DIALOGHI TRA CITTÀ E CARCERE
Nella settimana precedente il Natale per tre volte la comunità esterna ha valicato le mura di Canton Mombello, creando tre insolite occasioni di dialogo con la comunità carceraria, rappresentata sia dalle persone detenute sia dalle donne e dagli uomini che in essa svolgono quotidianamente il proprio lavoro. Nella prima, un noto leader di un partito politico, diciamo poco propenso all’inclusione degli stranieri, ospite di un sindacato di polizia penitenziaria, si è intrattenuto con alcuni astanti su temi inerenti la gestione del sistema carcerario. Ne sono scaturiti concetti di marcata intransigenza verso i detenuti stranieri, spesso sconfinati in palese ostilità verso gli stessi. Nella seconda alcuni bambini di una scuola primaria e ragazzi di una secondaria di primo grado, stimolati dalla Garante dei detenuti e dai loro docenti, hanno scritto biglietti di auguri per le persone recluse nei due istituti penali bresciani, esprimendo i loro sentimenti di auguri per le imminenti festività e dando vita a una comunicazione vivace ed edificante, naturalmente comprensiva anche degli stranieri, sia fra i mittenti sia fra i destinatari, e anche per questo, di significativo valore aggiunto. Nella terza un detenuto mussulmano ha chiesto al Vescovo di Brescia, prima della messa natalizia in carcere, di pregare insieme a lui e agli altri detenuti, italiani e stranieri, per le persone in difficoltà in questo nostro mondo.

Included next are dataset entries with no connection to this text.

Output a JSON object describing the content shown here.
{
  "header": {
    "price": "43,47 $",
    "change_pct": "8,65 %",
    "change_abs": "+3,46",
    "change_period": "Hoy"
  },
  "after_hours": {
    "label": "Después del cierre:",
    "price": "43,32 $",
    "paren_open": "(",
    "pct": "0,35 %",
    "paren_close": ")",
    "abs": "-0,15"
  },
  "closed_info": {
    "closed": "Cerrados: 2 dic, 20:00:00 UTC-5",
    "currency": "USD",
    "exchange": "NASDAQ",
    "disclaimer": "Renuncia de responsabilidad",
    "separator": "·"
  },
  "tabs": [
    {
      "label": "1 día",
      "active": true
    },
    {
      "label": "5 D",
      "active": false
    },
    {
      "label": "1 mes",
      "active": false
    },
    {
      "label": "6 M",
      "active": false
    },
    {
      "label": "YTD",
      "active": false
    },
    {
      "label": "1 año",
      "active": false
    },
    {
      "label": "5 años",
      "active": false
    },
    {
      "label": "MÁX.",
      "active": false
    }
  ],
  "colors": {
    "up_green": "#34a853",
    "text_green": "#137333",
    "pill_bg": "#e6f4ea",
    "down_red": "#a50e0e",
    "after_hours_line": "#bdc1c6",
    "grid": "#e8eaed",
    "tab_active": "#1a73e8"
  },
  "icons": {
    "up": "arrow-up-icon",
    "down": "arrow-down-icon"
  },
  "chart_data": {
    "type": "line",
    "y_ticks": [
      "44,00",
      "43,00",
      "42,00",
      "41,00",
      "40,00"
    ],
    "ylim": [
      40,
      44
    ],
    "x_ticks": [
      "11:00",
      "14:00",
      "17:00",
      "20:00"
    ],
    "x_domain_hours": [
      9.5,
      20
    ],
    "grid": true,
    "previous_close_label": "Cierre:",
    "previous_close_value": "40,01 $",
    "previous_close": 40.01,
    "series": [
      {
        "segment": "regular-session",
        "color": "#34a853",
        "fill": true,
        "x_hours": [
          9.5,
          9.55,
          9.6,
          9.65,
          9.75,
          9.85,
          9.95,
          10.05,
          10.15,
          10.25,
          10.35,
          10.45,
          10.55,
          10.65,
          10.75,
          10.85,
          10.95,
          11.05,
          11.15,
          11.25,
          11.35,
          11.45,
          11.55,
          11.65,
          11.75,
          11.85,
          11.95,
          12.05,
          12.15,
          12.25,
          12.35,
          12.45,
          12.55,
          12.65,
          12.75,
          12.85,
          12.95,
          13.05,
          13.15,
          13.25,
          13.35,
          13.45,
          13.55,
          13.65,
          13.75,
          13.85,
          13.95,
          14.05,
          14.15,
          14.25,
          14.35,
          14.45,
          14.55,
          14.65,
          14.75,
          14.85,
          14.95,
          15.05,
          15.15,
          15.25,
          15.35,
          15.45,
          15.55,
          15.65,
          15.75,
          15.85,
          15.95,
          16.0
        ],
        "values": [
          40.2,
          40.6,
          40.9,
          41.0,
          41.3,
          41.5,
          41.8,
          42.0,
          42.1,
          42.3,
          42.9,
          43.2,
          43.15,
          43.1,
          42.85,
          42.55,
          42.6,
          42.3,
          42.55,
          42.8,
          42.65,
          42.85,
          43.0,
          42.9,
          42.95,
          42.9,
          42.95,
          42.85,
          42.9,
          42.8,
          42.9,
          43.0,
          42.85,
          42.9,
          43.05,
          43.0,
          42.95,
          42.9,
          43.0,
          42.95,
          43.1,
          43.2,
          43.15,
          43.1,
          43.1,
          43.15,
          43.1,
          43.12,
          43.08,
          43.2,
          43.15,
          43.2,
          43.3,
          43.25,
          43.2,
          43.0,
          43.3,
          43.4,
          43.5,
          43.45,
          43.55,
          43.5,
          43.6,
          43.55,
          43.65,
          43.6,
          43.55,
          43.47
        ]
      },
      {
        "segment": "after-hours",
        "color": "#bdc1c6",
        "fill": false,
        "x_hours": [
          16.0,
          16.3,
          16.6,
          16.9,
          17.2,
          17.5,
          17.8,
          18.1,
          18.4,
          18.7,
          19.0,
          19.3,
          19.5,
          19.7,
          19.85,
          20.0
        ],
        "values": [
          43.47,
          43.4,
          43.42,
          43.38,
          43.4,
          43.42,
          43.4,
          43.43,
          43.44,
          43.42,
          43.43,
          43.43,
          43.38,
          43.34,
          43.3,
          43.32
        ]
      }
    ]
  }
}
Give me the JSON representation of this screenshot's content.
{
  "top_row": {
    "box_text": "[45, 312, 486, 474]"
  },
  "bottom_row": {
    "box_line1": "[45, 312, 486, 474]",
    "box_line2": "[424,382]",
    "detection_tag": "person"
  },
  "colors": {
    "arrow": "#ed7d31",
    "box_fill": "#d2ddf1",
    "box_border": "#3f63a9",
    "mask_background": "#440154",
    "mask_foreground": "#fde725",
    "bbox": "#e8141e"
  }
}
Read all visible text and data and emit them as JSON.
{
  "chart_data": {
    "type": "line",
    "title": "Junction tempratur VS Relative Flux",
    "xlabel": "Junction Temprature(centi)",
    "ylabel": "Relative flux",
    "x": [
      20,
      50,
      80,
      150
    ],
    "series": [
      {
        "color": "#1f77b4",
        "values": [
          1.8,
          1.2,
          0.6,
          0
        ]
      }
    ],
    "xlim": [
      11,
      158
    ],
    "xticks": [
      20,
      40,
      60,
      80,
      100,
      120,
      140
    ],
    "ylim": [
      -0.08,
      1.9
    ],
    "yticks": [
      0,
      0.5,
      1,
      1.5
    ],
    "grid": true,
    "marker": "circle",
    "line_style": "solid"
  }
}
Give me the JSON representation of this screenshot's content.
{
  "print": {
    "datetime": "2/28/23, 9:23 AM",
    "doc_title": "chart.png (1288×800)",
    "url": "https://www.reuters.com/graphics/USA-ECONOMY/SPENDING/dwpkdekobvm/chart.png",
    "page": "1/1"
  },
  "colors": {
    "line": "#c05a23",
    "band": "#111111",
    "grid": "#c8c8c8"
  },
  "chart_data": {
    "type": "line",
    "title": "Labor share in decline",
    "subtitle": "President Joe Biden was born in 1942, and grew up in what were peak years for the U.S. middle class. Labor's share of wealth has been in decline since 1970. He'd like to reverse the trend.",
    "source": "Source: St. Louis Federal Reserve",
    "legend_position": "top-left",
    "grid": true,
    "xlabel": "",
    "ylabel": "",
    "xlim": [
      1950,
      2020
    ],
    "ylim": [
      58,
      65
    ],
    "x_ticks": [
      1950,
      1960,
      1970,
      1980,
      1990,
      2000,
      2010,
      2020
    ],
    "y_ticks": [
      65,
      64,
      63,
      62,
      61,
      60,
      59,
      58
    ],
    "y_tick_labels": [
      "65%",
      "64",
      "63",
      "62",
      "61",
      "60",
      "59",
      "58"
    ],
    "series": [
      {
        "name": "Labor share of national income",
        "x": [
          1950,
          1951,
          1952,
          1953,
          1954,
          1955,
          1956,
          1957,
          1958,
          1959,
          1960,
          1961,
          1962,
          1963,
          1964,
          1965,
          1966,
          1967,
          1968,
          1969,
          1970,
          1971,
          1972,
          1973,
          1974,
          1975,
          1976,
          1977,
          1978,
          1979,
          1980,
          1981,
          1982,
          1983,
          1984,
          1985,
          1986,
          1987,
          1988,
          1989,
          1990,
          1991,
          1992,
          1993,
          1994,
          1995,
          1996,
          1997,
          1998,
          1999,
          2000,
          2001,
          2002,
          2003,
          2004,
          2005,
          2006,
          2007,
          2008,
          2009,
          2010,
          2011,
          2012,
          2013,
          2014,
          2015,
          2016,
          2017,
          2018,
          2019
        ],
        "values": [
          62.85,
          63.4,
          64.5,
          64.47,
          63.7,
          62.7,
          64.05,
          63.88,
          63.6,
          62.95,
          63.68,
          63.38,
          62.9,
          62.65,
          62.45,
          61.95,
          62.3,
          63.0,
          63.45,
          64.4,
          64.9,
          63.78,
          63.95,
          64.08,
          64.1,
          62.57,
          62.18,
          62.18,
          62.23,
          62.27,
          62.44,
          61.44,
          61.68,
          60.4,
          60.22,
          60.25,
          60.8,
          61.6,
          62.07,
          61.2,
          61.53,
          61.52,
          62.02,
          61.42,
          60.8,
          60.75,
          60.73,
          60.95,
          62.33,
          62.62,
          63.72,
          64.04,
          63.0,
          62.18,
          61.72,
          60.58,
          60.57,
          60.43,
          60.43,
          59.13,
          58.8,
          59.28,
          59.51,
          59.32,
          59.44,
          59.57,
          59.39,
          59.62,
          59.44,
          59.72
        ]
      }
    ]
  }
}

Il Vescovo ha risposto accettando l’invito. E tutti i presenti hanno levato al cielo le loro suppliche di pace. Tre modi diversi di avvicinare la comunità carceraria; il primo accentua e rimarca le differenze, mentre gli altri due evidenziano i punti di contatto. Tre modi diversi anche di affrontare un problema esistente e concreto, quello delle persone straniere recluse, portatrici di culture e fedi differenti. Un tema particolarmente sentito in un carcere come il «Fischione» (l’ex Canton Mombello) dove la presenza degli stranieri è storicamente consistente e dove i problemi della convivenza si sono più volte appalesati; ma sono proprio tali episodi, gestiti soprattutto grazie alla primazia della legalità, riconosciuta e quotidianamente declinata, nel rispetto della nostra Costituzione, da molti operatori penitenziari, che dimostrano come la strada da percorrere sia quella dell’inclusione e del dialogo e non quella della segregazione e della ostilità. Tendo a pensare che anche il Bambin Gesù, nato straniero in terra straniera, concorderebbe.